1-Abaissement de l’âge d’accès au dispositif de retraite progressive

À partir du 01/09/25, l’âge d’accès au dispositif de retraite progressive sera abaissé à 60 ans (contre 62 ans actuellement), conformément au décret n°25-155 du 19/02/25, afin de faciliter la transition vers la retraite pour les salariés en fin de carrière.

1.1. Les critères d’éligibilité

Pour accéder à la retraite progressive dès 60 ans, plusieurs conditions cumulatives :

  • être âgé d’au moins 60 ans à la date de mise en place du dispositif;
  •  justifier d’un minimum de 150 trimestres validés auprès des caisses de retraite;
  • exercer une activité à temps partiel représentant entre 40% – 80% d’un temps plein pour les salariés du secteur privé, et entre 50% – 90% pour les fonctionnaires.

1.2. Les démarches administratives

La demande de retraite progressive est à adresser à la dernière caisse de retraite, avec l’ensemble des pièces justificatives exigées, dont une attestation de l’employeur précisant la durée du travail à temps partiel.

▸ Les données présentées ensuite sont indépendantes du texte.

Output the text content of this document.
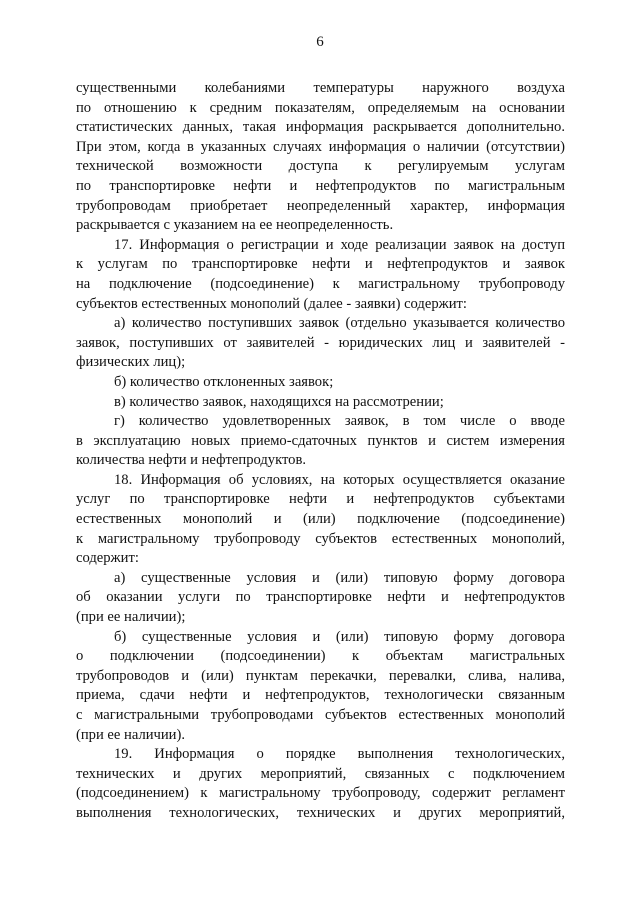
6
существенными колебаниями температуры наружного воздуха
по отношению к средним показателям, определяемым на основании
статистических данных, такая информация раскрывается дополнительно.
При этом, когда в указанных случаях информация о наличии (отсутствии)
технической возможности доступа к регулируемым услугам
по транспортировке нефти и нефтепродуктов по магистральным
трубопроводам приобретает неопределенный характер, информация
раскрывается с указанием на ее неопределенность.
17. Информация о регистрации и ходе реализации заявок на доступ
к услугам по транспортировке нефти и нефтепродуктов и заявок
на подключение (подсоединение) к магистральному трубопроводу
субъектов естественных монополий (далее - заявки) содержит:
а) количество поступивших заявок (отдельно указывается количество
заявок, поступивших от заявителей - юридических лиц и заявителей -
физических лиц);
б) количество отклоненных заявок;
в) количество заявок, находящихся на рассмотрении;
г) количество удовлетворенных заявок, в том числе о вводе
в эксплуатацию новых приемо-сдаточных пунктов и систем измерения
количества нефти и нефтепродуктов.
18. Информация об условиях, на которых осуществляется оказание
услуг по транспортировке нефти и нефтепродуктов субъектами
естественных монополий и (или) подключение (подсоединение)
к магистральному трубопроводу субъектов естественных монополий,
содержит:
а) существенные условия и (или) типовую форму договора
об оказании услуги по транспортировке нефти и нефтепродуктов
(при ее наличии);
б) существенные условия и (или) типовую форму договора
о подключении (подсоединении) к объектам магистральных
трубопроводов и (или) пунктам перекачки, перевалки, слива, налива,
приема, сдачи нефти и нефтепродуктов, технологически связанным
с магистральными трубопроводами субъектов естественных монополий
(при ее наличии).
19. Информация о порядке выполнения технологических,
технических и других мероприятий, связанных с подключением
(подсоединением) к магистральному трубопроводу, содержит регламент
выполнения технологических, технических и других мероприятий,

2. Le projet de loi seniors

Le 3 juillet, les députés ont achevé l’examen du projet de loi seniors, visant à transposer les accords nationaux interprofessionnels. À l’issue de la commission mixte paritaire, le Sénat a adopté le texte le 10 juillet. Le gouvernement veut négocier avec les syndicats qui échaudés refusent de participer à une nouvelle réunion avec le 1er Ministre sur ce thème d’ici fin juillet/début août.

2.1. L’évolution des dispositifs de transition professionnelle

L’accord finalisé par les partenaires sociaux va permettre d’intégrer plusieurs mesures sur les transitions professionnelles dans le projet de loi :

  • Les entretiens professionnels seront moins fréquents : Tous les 4  ans, avec un bilan tous les 8 ans.  
  • Création d’une «période de reconversion à l’initiative de l’entreprise» pour faciliter l’accès à une certification en partie financée par l’OPCO, avec mobilisation possible du CPF.
  • La gouvernance du système évolue :Un espace stratégique quadripartite réunira les partenaires sociaux, les régions et l’État. L’association CERTIF PRO voit ses missions étendues pour structurer l’ensemble du système.
  • un bilan des formations mises en œuvre répertorié et documenté dans la BDESE

2.2.La négociation collective relative aux salariés expérimentés

Les branches PRO et les entreprises de+300 salariés devront ouvrir une négociation sur les “salariés expérimentés” avec des sujets imposés comme  la santé au travail,  prévention des risques professionnels, organisation et conditions de travail. 

2.3.La visite médicale et les informations accessibles à lemployeur 

Le projet de loi renforce le lien entre visite médicale de mi-carrière et entretien professionnel. Il intègre la nécessité de faire un bilan global incluant les préconisations du médecin du travail.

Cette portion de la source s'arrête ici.